Zulip Chat Archive

Stream: general

Topic: Jaccard distance

Bjørn Kjos-Hanssen (Dec 11 2020 at 22:26):

I've finally completed a proof that finset \N with the Jaccard distance https://en.wikipedia.org/wiki/Jaccard_index is indeed a metric_space.
I actually proved a more general result from my own research (perhaps as a result of my old-fashioned attitude that all work done has to be related to new research papers :grinning: ).

Usually Jaccard distance would be defined by cases: there is a certain formula that works in all cases except the distance between the empty set and itself. However, since Lean says 0/0=0 :innocent:, I was able to avoid that case distinction and work within a "group with zero".

I know there is a whole process for getting code ready for mathlib, but is there anything particular I should be aware of --- like is there anything in mathlib that is at all similar to Jaccard distance?
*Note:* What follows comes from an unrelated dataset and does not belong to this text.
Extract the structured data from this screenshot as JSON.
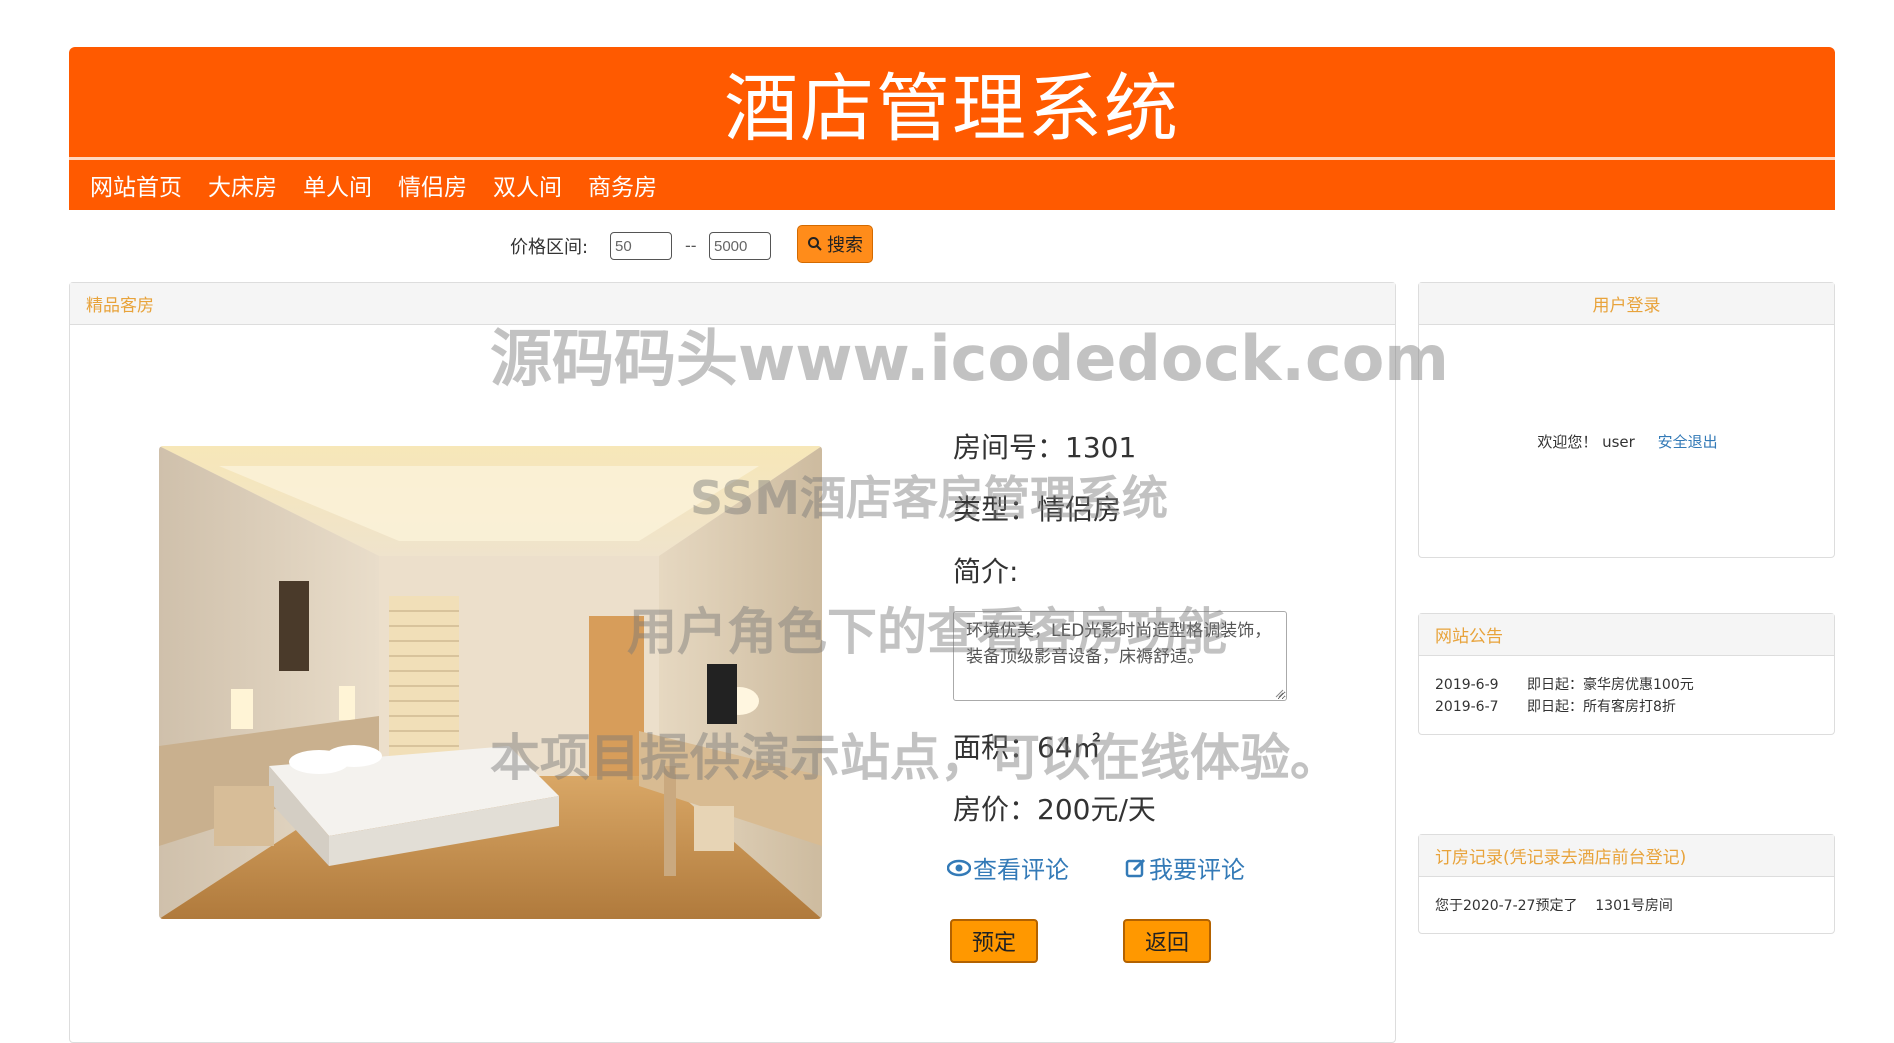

Bjørn Kjos-Hanssen (Dec 11 2020 at 22:36):

The code is 900 lines right now. Surely it could be reduced significantly by doing less reinventing of the wheel.

Bjørn Kjos-Hanssen (Dec 11 2020 at 22:43):

Thanks are due to @Johan Commelin, @Kyle Miller, @Pedro Minicz, @Reid Barton, @Scott Morrison, @Heather Macbeth for significant help on this project.

Kevin Buzzard (Dec 11 2020 at 23:38):

I jettisoned the idea that all research work had to be related to new research papers and now I just work with the principle that all research work has to be fun. However I am in an extremely privileged position. Have you ever heard of groups with zero before seeing them in mathlib? They are something which came out of the perfectoid project and I always credit Johan Commelin with the abstraction but I would be interested to know if there was more history. Well done on the project, stuff like this is a great way to learn Lean. I could imagine that something like this could end up in mathlib although it's hard work getting code up to the standard the maintainers require, it's not something which can be taken lightly, as I discovered the hard way

Bryan Gin-ge Chen (Dec 12 2020 at 00:10):

Have you ever heard of groups with zero before seeing them in mathlib?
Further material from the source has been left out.